Seeing the Goldsmith’s Face
Aaron Fowler of Nova Scotia shaved his head when was 30 years old. That’s when people started telling him “Oh, you look just like The Rock,” AKA wrestler and film star Dwayne “The Rock” Johnson. When The Rock began rising on the wrestling scene around the year 2000, people started telling Trevor Edwards of Montreal that he looked a lot like him also. It turns out that Aaron and Trevor are actually half brothers with The Rock—something they never knew until DNA tests recently confirmed it.
Through DNA tests, Facebook searches, and Ancestry.com research, the brothers connected with three other siblings. These half-siblings live throughout Canada, and they never knew of each other’s existence. They are now connected by a common thread—their biological father, WWE wrestler Rocky Johnson abandoned them all.
Fortunately, the siblings only exhibit a physical resemblance to their father and don’t reflect his character. After living with the pain of rejection and growing up fatherless, these five siblings now take comfort in the acceptance of their newly discovered extended family.
Life’s trials can lead us to two possible outcomes: we can become embittered and allow them to drag us down and drive us away from God, or we can become empowered as we turn to Christ for strength to overcome the challenges. One way to experience this empowerment is to cling to the promise that God will never leave us nor forsake us. God has never abandoned us. That promise of acceptance into our heavenly family can give us the boost we need to power through our struggles.
As we grow and mature through life’s hardships, we begin to take on the character of Christ. Just as the goldsmith refines gold in the furnace until it’s so pure it perfectly reflects the goldsmith’s face, so we are purified through trials until we rightly reflect Christ’s character.

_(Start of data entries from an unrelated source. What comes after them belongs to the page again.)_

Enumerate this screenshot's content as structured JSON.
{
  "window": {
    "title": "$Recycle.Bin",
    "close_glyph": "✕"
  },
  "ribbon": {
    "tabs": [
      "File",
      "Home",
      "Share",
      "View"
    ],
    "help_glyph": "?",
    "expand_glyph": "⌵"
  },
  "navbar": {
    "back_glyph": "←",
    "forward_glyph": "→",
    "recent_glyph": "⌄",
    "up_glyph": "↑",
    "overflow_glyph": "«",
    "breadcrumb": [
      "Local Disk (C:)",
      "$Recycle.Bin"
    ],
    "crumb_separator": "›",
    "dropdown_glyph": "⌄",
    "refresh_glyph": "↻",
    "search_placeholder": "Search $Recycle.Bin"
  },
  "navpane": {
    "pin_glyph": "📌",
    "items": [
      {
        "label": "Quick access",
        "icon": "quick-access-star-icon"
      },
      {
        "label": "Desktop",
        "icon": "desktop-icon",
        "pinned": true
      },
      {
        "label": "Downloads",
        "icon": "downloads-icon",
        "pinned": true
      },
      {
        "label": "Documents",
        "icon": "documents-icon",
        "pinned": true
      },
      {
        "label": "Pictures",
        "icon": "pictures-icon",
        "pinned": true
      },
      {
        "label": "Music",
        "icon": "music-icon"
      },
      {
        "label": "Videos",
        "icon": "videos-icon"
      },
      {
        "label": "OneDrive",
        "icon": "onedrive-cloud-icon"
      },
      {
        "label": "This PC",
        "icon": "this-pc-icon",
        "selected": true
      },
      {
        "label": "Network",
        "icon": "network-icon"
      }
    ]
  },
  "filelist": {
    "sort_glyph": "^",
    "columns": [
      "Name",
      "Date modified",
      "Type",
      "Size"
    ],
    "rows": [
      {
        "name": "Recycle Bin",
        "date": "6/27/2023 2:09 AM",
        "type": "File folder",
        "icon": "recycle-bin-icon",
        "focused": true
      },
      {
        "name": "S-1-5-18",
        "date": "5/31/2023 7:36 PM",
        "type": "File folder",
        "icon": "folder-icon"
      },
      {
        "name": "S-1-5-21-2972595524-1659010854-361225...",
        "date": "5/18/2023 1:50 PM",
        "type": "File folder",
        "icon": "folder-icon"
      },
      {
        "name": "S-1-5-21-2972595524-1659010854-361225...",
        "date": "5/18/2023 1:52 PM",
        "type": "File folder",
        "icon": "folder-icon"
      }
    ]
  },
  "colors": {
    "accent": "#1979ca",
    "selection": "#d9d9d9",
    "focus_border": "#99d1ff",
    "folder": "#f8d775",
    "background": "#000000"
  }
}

As we share in the sufferings of Christ, we understand just a bit more of what it took to provide for our salvation. We learn how important it is to help relieve the sufferings of others. Our ultimate goal in this life, then, is to become so Christlike that, when people see us, they see Jesus.
Connecting: How would you honestly feel if you discovered that you have a previously unknown sibling? Would you embrace that person? Or would you avoid them?
Sharing: What does it mean to perfectly reflect the character of Christ?
- We will never commit a single sin, in thought or deed
- We will love others the way Christ loves them, without judgment or condemnation
- We will face trials calmly, with the peace and assurance of God’s heavenly presence in our lives
- We will treat our bodies as the temple of God by practicing veganism and avoiding all secular media
- People become more important to us than our possessions
Applying: The thought of having to be perfectly Christ-like can be depressingly overwhelming. Try to keep a realistic perspective by reviewing scriptural promises that remind you that by faith Jesus is your Savior, not works.